The Daily Beast reported today that Univision, the parent company of both the Gizmodo Media Group and Onion Inc., is planning to layoff a significant number of Onion Inc. employees in the coming days. Included in the Beast’s story was this anecdote about a recent all-hands meeting between Onion Inc. employees and Univision head of digital, Sameer Deen:
When asked during an all-hands meeting with staffers from one site earlier this year what his favorite article was on an Onion Inc. site, Univision’s head of digital Sameer Deen would not answer.

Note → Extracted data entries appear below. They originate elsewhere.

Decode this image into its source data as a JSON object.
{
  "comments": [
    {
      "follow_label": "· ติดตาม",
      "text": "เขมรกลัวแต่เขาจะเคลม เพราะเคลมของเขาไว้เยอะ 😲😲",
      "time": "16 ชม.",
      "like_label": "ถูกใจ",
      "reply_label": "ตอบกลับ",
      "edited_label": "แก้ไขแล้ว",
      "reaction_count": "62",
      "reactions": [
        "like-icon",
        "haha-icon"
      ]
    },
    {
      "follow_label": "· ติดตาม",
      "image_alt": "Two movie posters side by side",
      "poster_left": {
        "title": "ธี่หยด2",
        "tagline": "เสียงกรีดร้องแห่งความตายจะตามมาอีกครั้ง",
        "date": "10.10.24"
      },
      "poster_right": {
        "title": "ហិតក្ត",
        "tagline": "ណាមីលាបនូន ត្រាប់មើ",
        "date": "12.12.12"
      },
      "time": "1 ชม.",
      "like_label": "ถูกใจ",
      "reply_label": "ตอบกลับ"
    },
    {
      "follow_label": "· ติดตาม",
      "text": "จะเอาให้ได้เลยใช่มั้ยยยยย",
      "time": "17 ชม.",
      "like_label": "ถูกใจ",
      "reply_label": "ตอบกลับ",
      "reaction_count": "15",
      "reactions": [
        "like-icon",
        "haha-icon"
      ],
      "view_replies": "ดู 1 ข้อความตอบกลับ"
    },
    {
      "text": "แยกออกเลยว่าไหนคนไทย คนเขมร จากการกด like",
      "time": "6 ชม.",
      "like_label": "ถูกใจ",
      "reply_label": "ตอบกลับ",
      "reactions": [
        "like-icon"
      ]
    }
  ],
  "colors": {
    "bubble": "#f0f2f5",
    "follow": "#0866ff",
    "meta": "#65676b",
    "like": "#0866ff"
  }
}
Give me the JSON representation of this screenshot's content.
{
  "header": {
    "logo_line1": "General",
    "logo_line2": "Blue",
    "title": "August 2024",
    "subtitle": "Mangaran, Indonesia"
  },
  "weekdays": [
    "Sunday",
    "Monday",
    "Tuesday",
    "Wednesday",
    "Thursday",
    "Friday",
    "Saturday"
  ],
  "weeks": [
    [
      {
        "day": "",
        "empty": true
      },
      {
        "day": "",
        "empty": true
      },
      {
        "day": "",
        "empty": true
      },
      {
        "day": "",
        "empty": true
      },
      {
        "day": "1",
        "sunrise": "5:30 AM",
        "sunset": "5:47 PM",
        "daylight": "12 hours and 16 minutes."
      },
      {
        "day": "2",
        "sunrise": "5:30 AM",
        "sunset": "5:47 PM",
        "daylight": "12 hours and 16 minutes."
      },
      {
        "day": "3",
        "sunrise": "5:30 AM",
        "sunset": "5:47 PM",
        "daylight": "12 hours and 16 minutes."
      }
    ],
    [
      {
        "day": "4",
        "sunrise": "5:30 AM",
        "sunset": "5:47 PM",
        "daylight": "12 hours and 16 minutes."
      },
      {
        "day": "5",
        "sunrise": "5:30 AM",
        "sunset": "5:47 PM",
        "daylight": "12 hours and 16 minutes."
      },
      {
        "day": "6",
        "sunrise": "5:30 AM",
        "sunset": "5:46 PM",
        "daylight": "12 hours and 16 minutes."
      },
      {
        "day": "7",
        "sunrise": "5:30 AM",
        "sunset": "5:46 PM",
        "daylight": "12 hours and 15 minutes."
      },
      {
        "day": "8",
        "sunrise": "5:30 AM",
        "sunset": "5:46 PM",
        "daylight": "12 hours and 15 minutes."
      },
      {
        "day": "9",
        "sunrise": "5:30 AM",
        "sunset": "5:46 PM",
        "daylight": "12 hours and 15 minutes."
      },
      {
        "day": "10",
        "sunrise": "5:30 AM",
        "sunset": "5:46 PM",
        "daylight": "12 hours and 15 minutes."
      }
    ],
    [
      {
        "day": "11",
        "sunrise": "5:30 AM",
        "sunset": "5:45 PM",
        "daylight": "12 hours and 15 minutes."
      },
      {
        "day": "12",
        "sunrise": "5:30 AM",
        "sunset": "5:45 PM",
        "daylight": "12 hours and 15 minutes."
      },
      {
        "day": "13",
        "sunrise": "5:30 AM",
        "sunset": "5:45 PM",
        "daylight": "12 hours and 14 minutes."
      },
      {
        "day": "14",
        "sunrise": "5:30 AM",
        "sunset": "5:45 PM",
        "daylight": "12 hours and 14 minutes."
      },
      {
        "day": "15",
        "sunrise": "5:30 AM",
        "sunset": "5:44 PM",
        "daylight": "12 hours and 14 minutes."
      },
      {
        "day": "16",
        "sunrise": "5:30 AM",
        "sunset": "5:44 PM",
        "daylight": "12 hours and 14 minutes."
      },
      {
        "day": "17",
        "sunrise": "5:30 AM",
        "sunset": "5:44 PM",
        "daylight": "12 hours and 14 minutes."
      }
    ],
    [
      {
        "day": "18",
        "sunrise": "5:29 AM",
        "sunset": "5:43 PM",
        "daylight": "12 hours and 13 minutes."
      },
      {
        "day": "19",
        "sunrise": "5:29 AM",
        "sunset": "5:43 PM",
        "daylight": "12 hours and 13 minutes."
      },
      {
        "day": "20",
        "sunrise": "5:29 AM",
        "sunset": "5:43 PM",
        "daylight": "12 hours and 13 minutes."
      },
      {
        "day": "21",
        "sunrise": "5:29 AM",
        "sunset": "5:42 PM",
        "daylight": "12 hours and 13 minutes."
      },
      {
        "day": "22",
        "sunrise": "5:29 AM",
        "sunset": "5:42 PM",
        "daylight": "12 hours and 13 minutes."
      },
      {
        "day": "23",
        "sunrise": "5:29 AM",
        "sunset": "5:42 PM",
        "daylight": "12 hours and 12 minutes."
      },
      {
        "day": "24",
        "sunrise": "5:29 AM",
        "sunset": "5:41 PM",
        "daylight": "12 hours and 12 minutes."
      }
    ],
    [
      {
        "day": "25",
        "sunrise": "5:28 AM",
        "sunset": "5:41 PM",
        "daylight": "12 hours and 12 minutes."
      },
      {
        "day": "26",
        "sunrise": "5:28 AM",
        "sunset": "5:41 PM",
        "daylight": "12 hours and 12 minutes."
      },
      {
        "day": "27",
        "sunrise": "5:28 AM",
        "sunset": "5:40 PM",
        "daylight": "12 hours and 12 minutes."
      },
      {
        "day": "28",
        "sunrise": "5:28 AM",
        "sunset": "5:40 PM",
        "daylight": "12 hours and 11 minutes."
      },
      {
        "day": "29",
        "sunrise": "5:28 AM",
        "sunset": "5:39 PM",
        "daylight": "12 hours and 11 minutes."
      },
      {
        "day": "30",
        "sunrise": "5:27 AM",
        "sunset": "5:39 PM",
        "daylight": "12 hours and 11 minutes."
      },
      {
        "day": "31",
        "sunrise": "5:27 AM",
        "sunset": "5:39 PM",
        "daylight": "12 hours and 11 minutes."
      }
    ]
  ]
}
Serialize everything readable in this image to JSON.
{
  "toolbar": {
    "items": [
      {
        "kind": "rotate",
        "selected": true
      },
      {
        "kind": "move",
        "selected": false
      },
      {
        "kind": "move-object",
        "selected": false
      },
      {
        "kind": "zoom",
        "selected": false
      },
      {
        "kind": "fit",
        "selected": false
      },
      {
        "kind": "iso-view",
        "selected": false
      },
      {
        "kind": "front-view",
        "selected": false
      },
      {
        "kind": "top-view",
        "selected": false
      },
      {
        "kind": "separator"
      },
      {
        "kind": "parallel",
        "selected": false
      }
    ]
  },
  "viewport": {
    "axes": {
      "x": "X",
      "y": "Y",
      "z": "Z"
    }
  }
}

Employees at Gizmodo Media Group found this to be strange. In their experience, anyone who is not some kind of fucking freaky sicko has at least one favorite Onion blog. To demonstrate the veracity of this theory, something like 14 Gizmodo Media Group employees spent something like 17 minutes recalling their favorite Onion Inc. blogs from memory. Here are some of the posts they were able to remember without thinking very hard at all:
Beautiful. Listen To This Father And His Young Son Tell Each Other How Much They Love Each Other After We Altered Their Voices To Be The Same Pitch
5 Times The Animatronic Fox On Splash Mountain Addressed Me By Name And Told Me He Was Going To Marry My Dad
Probably Unnecessary: This Amber Alert Mentions That The Missing Kid’s Nickname At School Is ‘Big Lord Beefcake’
Man Who Thought He’d Lost All Hope Loses Last Additional Bit Of Hope He Didn’t Even Know He Still Had
3 Years Ago He Hated Gay People. Today He’s A Completely Different Person. Still Pretty Weird That He Used To Hate Gay People Though.
Heartbreaking: This Man Starved To Death Because He Was Too Captivated By The Diverse Array Of Content Offered By Properties Of The Gizmodo Media Group To Leave His Computer
Holy Fucking Shit: Fargas The Foreign-Exchange Student Just Cracked His Head Open In Gym Class And Is Shrieking Like A Motherfucker
The 5 Huskiest Boys In The Ohio County 9-Year-Old Pee-Wee Football League, Ranked By How Much Of An Animal They Are On The Field
Devastating: Watch This Guy Realize That When He Overhears People At Work Talking About ‘The Hamburger Dipshit’ They’re Referring To Him
Congrats to the many employees of Onion Inc. for producing such an effortlessly memorable body of work. And congrats to a handful of Gizmodo Media Group employees for proving that they are not fucking freaky sickos.